Blockchain technology is the latest system governments are considering in the long-standing effort to increase efficiency.

The source code was originally created to support bitcoin, a decentralized payment processing, and stock exchange system. Creators were attempting to solve the risk that an online currency such as bitcoin could be double spent. To maintain the decentralized system, the network works on a peer-to-peer model, creating locked records that redundantly save across multiple servers.

Similar to a shared document, one transaction can be viewed across multiple places. However, a block record cannot be changed once it is recorded, only referenced as new records are made. The diffuse system is meant to act as its own iterative confirmation service.

Many people are talking about how blockchain could change everything from health records management to identity verification. “It has the potential to create new foundations for our economic and social systems. But while the impact will be enormous, it will take decades for blockchain to seep into our economic and social infrastructure,” an article in the Harvard Business Review says. Each recorded block of information represents a transaction and each transaction is redundantly recorded. Nearly 300,000 blockchain records are recorded daily for Bitcoin alone.

One UC Berkeley study expresses concern that the order of transactions is extremely important, and research firm Constellation says blockchain's main purpose is to prove entry order. Maintaining record order could be worked around if timestamps were applied by a vendor, but the necessity of this is still being debated. Blockchain has grown so much since its first mention in 2008 that an ID program and bank card were created to support refugees by an experimental Voluntary Nation program.

Aside from banking and identification confirmation, blockchain can also create smart contracts that automate transactions between parties and verify ownership of assets before the exchange is finalized by referencing older block records. Similar systems have been suggested for health-care records management and banking security where estimates of cost savings differ, anywhere from $12 billion to $15 billion.

Using a system that can decrease risk, is auditable and maintains real-time settlements could minimize the need for many record-based positions such as notaries and contract lawyers, leading to predicted savings. The multiple uses for blockchain is what concerns many stakeholders, especially as many rush to find use cases for the tech.

“When discussing blockchain technology, it is important to remember Amara's Law (named after Roy Amara, co-founder of Institute for the Future): ‘We tend to overestimate the effect of a technology in the short run and underestimate the effect in the long run.’ Anytime a technology goes through a hype cycle as is happening with blockchain, I find this maxim useful to reference,” Rachel Hatch, research director at Institute for the Future, wrote in an email to Techwire.

Startups like Ascribe remove the middle man from digital art, transferring more of the profit to the artist and the art to the buyer in one series of records. Many vendors agree that as more things become connected, more records are necessary. “The Internet of Everything needs a Ledger of Everything,” the Harvard Business Review said.

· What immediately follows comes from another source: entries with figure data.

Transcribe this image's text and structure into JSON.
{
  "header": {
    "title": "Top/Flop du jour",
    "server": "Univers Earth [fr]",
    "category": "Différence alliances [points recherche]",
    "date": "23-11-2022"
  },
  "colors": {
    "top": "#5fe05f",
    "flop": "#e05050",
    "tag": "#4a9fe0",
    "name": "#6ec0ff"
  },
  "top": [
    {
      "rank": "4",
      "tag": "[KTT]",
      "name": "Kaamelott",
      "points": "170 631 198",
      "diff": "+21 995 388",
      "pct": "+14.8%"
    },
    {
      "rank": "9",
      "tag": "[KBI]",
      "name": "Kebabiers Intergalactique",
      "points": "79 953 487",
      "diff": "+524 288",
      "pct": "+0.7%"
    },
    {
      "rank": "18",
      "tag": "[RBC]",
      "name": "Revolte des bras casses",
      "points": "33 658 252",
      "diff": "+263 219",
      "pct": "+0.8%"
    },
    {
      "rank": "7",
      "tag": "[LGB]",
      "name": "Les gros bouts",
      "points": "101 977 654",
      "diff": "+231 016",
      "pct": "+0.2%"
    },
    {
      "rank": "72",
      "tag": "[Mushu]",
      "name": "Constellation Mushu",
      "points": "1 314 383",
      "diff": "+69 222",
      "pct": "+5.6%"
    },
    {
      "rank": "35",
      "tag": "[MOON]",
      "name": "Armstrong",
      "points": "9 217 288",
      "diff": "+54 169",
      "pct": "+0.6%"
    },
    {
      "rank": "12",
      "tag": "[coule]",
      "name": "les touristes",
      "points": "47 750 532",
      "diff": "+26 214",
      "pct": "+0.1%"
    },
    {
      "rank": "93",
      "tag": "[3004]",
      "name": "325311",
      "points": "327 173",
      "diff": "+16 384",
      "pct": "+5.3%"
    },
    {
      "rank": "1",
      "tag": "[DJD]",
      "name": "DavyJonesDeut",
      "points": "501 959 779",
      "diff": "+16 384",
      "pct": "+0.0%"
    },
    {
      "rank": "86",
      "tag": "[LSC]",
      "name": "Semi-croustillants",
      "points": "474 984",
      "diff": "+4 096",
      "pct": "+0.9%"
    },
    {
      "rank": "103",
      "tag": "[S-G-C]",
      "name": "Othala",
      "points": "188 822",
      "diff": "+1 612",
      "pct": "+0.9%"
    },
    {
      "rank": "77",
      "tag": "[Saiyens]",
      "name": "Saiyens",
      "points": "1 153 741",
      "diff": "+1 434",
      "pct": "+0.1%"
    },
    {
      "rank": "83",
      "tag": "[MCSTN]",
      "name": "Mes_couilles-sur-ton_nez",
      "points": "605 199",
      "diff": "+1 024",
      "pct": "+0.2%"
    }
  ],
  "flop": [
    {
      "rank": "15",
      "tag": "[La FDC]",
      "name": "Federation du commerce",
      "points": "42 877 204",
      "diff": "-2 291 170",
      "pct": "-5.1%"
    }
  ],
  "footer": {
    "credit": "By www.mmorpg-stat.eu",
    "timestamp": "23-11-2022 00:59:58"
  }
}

Hatch referred to this as a space for opportunities for change and growth. With a similar eye on change, Congress created a Blockchain Caucus to study use cases, and Delaware is considering it for its corporate registry. Many stakeholders agree that adoption will be a long time coming because the technology is the kind to build off of, not the kind that turns a business model upside-down. “The process of adoption will be gradual and steady, not sudden, as waves of technological and institutional change gain momentum,” the Harvard article said.